Iran’s lawmakers fire finance minister
TEHRAN — Iran’s parliament voted Sunday to fire the country’s finance minister amid an economic free fall fanned by America’s withdrawal from the nuclear deal with world powers, dealing another blow to President Hassan Rouhani’s embattled administration.
It’s unlikely that parliament’s dismissal of Masoud Karbasian will stem the downward spiral, with the currency, the rial, falling to new lows against the U.S. dollar amid chronically high unemployment and inflation in the country.
But it shows the Shiite Muslim theocracy’s growing recognition of the anger felt across the country of 80 million, which has seen months of sporadic protests challenging the ruling clerics.
“Over the last year since you became the minister, the dinner table of the people has shrunk to the point of invisibility,” conservative lawmaker Hosseinali Hajideligani of Esfahan told Karbasian during the legislative hearing. “The purchasing power of the people has dropped down at least by 50%. You have made the people poorer every day.”
A narrow majority of 137 lawmakers in the 260-seat parliament voted to fire Karbasian, an economist who became finance minister in August 2017 after Rouhani won reelection. He replaced Ali Tayebnia, who served as finance minister for the entirety of Rouhani’s first fouryear term.
Karbasian sought to defend himself, saying that America had “targeted our entire economy and social fortifications.”

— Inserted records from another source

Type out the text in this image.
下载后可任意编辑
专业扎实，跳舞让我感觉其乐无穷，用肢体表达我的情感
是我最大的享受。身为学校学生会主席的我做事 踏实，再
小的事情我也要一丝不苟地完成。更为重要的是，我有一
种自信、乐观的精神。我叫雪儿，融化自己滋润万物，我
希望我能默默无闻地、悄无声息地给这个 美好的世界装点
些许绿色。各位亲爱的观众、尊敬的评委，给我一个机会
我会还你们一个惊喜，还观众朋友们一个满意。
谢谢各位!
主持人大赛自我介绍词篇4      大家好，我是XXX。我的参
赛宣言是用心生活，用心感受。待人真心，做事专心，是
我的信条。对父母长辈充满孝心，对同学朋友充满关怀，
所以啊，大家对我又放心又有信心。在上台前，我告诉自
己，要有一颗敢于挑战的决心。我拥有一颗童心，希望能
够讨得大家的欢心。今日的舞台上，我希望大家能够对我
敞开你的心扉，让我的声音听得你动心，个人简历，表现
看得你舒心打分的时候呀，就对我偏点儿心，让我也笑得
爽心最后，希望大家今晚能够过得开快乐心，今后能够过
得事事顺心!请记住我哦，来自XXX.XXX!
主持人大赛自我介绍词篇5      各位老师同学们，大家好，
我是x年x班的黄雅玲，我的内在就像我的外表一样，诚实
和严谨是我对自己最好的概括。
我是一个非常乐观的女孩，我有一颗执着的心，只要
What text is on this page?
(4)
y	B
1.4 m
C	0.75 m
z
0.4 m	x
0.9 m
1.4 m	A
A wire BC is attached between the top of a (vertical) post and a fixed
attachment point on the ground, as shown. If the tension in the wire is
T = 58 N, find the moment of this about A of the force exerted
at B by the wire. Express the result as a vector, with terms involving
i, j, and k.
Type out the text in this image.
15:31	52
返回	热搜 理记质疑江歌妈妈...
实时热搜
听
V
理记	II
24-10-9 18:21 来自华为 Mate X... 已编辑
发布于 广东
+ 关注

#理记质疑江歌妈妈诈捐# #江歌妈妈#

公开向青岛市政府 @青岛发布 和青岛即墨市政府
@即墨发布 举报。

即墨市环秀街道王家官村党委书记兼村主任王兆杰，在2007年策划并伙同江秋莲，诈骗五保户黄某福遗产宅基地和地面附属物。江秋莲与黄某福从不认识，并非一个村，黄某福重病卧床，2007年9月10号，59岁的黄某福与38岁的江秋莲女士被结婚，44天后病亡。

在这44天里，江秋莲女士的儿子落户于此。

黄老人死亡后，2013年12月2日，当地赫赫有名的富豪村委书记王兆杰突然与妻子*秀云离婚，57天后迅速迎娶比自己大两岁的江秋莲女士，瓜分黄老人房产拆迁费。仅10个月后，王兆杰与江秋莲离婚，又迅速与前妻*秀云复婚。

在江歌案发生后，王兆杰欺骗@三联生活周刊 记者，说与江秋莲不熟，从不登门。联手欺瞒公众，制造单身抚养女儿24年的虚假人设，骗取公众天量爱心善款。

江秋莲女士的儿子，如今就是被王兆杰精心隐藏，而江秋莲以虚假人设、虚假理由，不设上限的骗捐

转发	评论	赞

“America is seeking to block the country’s economic vessels to put people under pressure and stir dissatisfaction,” he told lawmakers. “They are after hitting the government and ruling system. You should believe that we are at an all-out economic war.”
Yet even reformist lawmakers who often back Rouhani, a relatively moderate cleric within Iran’s government, lashed at out at Karbasian.
Lawmakers similarly dismissed Labor Minister Ali Rabiei this month. But while Rabiei had served since the beginning of Rouhani’s administration, Karbasian joined only a year ago as the nuclear deal looked increasingly precarious.